Третье преступление — больше всего угрожающее государству — заключалось, согласно представлениям того времени, в том, что Роллан в военной победе не хотел увидеть чудотворный эликсир морали, духовного подъема, справедливости, что уступчивый, некровавый мир, приводящий к полному примирению, братской связи между европейскими народами, казался ему благотворнее кровопролитной победы, которая снова бросила бы драконовский посев ненависти и новых войн. И вот во Франции — совершенно аналогично немецким выражениям «Flaumacher» и «Schmachfrieden»>78 — у партий, желавших вести войну до победного конца, было изобретено ругательное слово «dtfatiste», «пораженец», прилагаемое ко всякому, кто произносил благоразумное слово в пользу примирения. И Роллан, всю жизнь боровшийся за то, чтобы противопоставить грубому насилию высшее нравственное насилие, был заклеймен как отравитель военной морали, как «initiateur du ddfatisme» — «инициатор пораженчества». Милитаризм ощущал его как последнего представителя «умирающего ренанизма», как центр некоторой нравственной силы, и насильственно навязывал его идеям тот смысл, что француз здесь желает поражения Франции. Между тем он говорил недвусмысленно: «Я хочу, чтобы Францию любили, хочу, чтобы она побеждала, но не силой и не одним только правом (и это было бы слишком жестоко), а превосходством своего великодушного сердца. Я хотел бы, чтобы она была достаточно сильна для борьбы без ненависти и даже в тех, кого она вынуждена сразить, она видела бы своих заблуждающихся братьев, к которым, как только они обезврежены, необходимо проявить милосердие».

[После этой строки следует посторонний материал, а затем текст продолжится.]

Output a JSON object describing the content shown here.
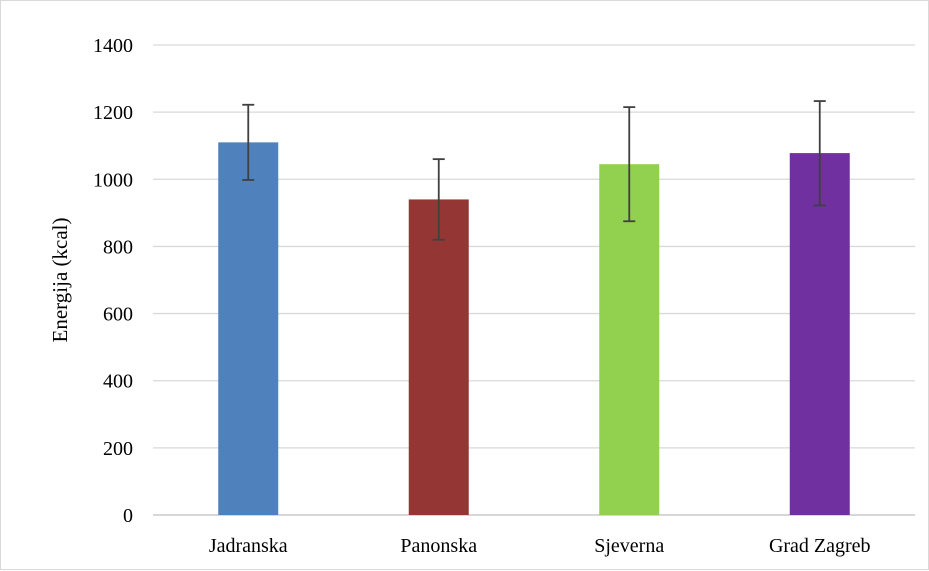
{
  "chart_data": {
    "type": "bar",
    "title": "",
    "xlabel": "",
    "ylabel": "Energija (kcal)",
    "ylim": [
      0,
      1400
    ],
    "yticks": [
      0,
      200,
      400,
      600,
      800,
      1000,
      1200,
      1400
    ],
    "grid": true,
    "categories": [
      "Jadranska",
      "Panonska",
      "Sjeverna",
      "Grad Zagreb"
    ],
    "values": [
      1110,
      940,
      1045,
      1078
    ],
    "error_bars": [
      {
        "low": 998,
        "high": 1222
      },
      {
        "low": 820,
        "high": 1060
      },
      {
        "low": 875,
        "high": 1215
      },
      {
        "low": 922,
        "high": 1233
      }
    ],
    "colors": [
      "#4f81bd",
      "#943634",
      "#92d050",
      "#7030a0"
    ],
    "error_bar_color": "#404040",
    "gridline_color": "#d9d9d9"
  }
}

Даже на самые клеветнические нападения не отвечал Роллан. Спокойно дает он себя поносить и позорить, он знает, что та мысль, вестником которой он себя чувствует, неуязвима и нерушима. Он никогда не боролся с людьми, а только с идеями. И враждебным идеям давно ответили его собственные образы: Оливье, свободный француз, ненавидевший лишь ненависть, жирондист Фабер, ставивший свою совесть выше патриотических аргументов, Адам Люкс, сердобольно вопрошавший своего противника-фанатика: «N’es tu pas fatigul de la haine?» — «Неужели ты не устал от своей ненависти?», Телье, — все те великие образы, в которых его совесть за два десятилетия предвосхитила борьбу эпохи. Его не смущает то, что он выступает один против почти всей нации, он знает слова Шамфора: «Бывают эпохи, когда общественное мнение — самое скверное из всех мнений». И именно неумеренный гнев, истерическая, с пеной у рта вопящая ярость противников укрепляет его уверенность, ибо в этом призыве к насилию ему слышится внутренняя неуверенность в своих аргументах. Улыбаясь смотрит он на их искусственно разжигаемый гнев и вместе со своим Клерамбо спрашивает: «Ваш путь, говорите вы, наилучший, единственно хороший? Так идите им и позвольте мне держаться своего. Я вас не принуждаю следовать за мной, я только показываю, куда я иду. Что же вас так волнует? Быть может, вы боитесь, что я прав?»